Et voila! Our data is now being parsed and loaded into a tidy pandas dataframe piece by piece. Since we are not loading the entire dataset at one time, we can see much more quickly how the data are structured, where we might need to do serious cleaning, or handling of null values, without tying up resources storing a 300 MB dataset in memory.

## Quick Aside: Expressive Generators

As with other iterative elements of Python, generators can also be compressed into single-line statements like list comprehensions. They are called **drumroll** generator expressions!
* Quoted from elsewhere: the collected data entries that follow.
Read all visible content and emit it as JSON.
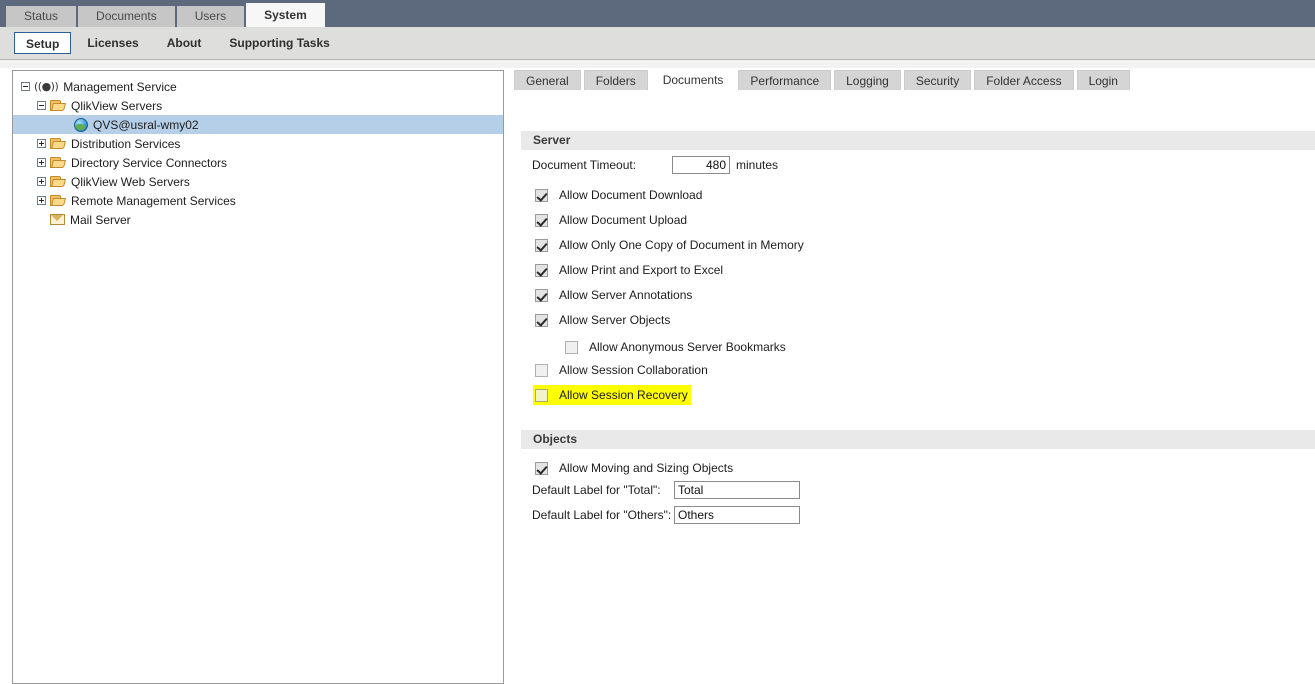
{
  "topbar": {
    "tabs": [
      {
        "label": "Status",
        "active": false
      },
      {
        "label": "Documents",
        "active": false
      },
      {
        "label": "Users",
        "active": false
      },
      {
        "label": "System",
        "active": true
      }
    ]
  },
  "subnav": {
    "items": [
      {
        "label": "Setup",
        "active": true
      },
      {
        "label": "Licenses",
        "active": false
      },
      {
        "label": "About",
        "active": false
      },
      {
        "label": "Supporting Tasks",
        "active": false
      }
    ]
  },
  "tree": {
    "nodes": [
      {
        "label": "Management Service",
        "icon": "antenna-icon",
        "toggle": "minus",
        "indent": 0,
        "selected": false
      },
      {
        "label": "QlikView Servers",
        "icon": "folder-icon",
        "toggle": "minus",
        "indent": 1,
        "selected": false
      },
      {
        "label": "QVS@usral-wmy02",
        "icon": "globe-icon",
        "toggle": "none",
        "indent": 2,
        "selected": true
      },
      {
        "label": "Distribution Services",
        "icon": "folder-icon",
        "toggle": "plus",
        "indent": 1,
        "selected": false
      },
      {
        "label": "Directory Service Connectors",
        "icon": "folder-icon",
        "toggle": "plus",
        "indent": 1,
        "selected": false
      },
      {
        "label": "QlikView Web Servers",
        "icon": "folder-icon",
        "toggle": "plus",
        "indent": 1,
        "selected": false
      },
      {
        "label": "Remote Management Services",
        "icon": "folder-icon",
        "toggle": "plus",
        "indent": 1,
        "selected": false
      },
      {
        "label": "Mail Server",
        "icon": "envelope-icon",
        "toggle": "none",
        "indent": 1,
        "selected": false
      }
    ]
  },
  "content": {
    "tabs": [
      {
        "label": "General",
        "active": false
      },
      {
        "label": "Folders",
        "active": false
      },
      {
        "label": "Documents",
        "active": true
      },
      {
        "label": "Performance",
        "active": false
      },
      {
        "label": "Logging",
        "active": false
      },
      {
        "label": "Security",
        "active": false
      },
      {
        "label": "Folder Access",
        "active": false
      },
      {
        "label": "Login",
        "active": false
      }
    ],
    "server": {
      "heading": "Server",
      "timeout_label": "Document Timeout:",
      "timeout_value": "480",
      "timeout_unit": "minutes",
      "checkboxes": [
        {
          "label": "Allow Document Download",
          "checked": true,
          "indent": 0,
          "highlight": false
        },
        {
          "label": "Allow Document Upload",
          "checked": true,
          "indent": 0,
          "highlight": false
        },
        {
          "label": "Allow Only One Copy of Document in Memory",
          "checked": true,
          "indent": 0,
          "highlight": false
        },
        {
          "label": "Allow Print and Export to Excel",
          "checked": true,
          "indent": 0,
          "highlight": false
        },
        {
          "label": "Allow Server Annotations",
          "checked": true,
          "indent": 0,
          "highlight": false
        },
        {
          "label": "Allow Server Objects",
          "checked": true,
          "indent": 0,
          "highlight": false
        },
        {
          "label": "Allow Anonymous Server Bookmarks",
          "checked": false,
          "indent": 1,
          "highlight": false
        },
        {
          "label": "Allow Session Collaboration",
          "checked": false,
          "indent": 0,
          "highlight": false
        },
        {
          "label": "Allow Session Recovery",
          "checked": false,
          "indent": 0,
          "highlight": true
        }
      ]
    },
    "objects": {
      "heading": "Objects",
      "moving_label": "Allow Moving and Sizing Objects",
      "moving_checked": true,
      "total_label": "Default Label for \"Total\":",
      "total_value": "Total",
      "others_label": "Default Label for \"Others\":",
      "others_value": "Others"
    }
  },
  "colors": {
    "header_bar": "#5d6a7d",
    "tab_inactive": "#c6c6c6",
    "tree_selection": "#b6cfe9",
    "highlight": "#ffff00",
    "section_head": "#e9e9e9",
    "accent_border": "#2f5d96"
  }
}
Here's an example of a list comprehension right on top of a generator expression:

In [None]:
lst = [i*10 for i in range(10)]

In [None]:
gen = (i*10 for i in range(10))

They look basically the same, don't they? Apart from the parentheses/brackets, they almost are. The difference is that when you call ```lst``` it will return the same ten integers every time you call it. When you call ```next(gen)``` it will hit a hard stop once it's printed that tenth integer, and be inert thereafter.

## To Conclude

Generators are a remarkable tool, largely unique to Python, and we data scientists can make great use of them. Their functionality extends well beyond parsing a single large file, and can be used to assess or analyze multiple large files. For example, if we wanted to find a specific word pattern across a thousand-plus text documents without tying up too many resources, we could use a generator to automate the search. It's even possible to build full pipelines using only generator functions!

So, Dataquest community, what do you think? Will generators become a regular feature of your coding? Where else do you think they might be useful in data science?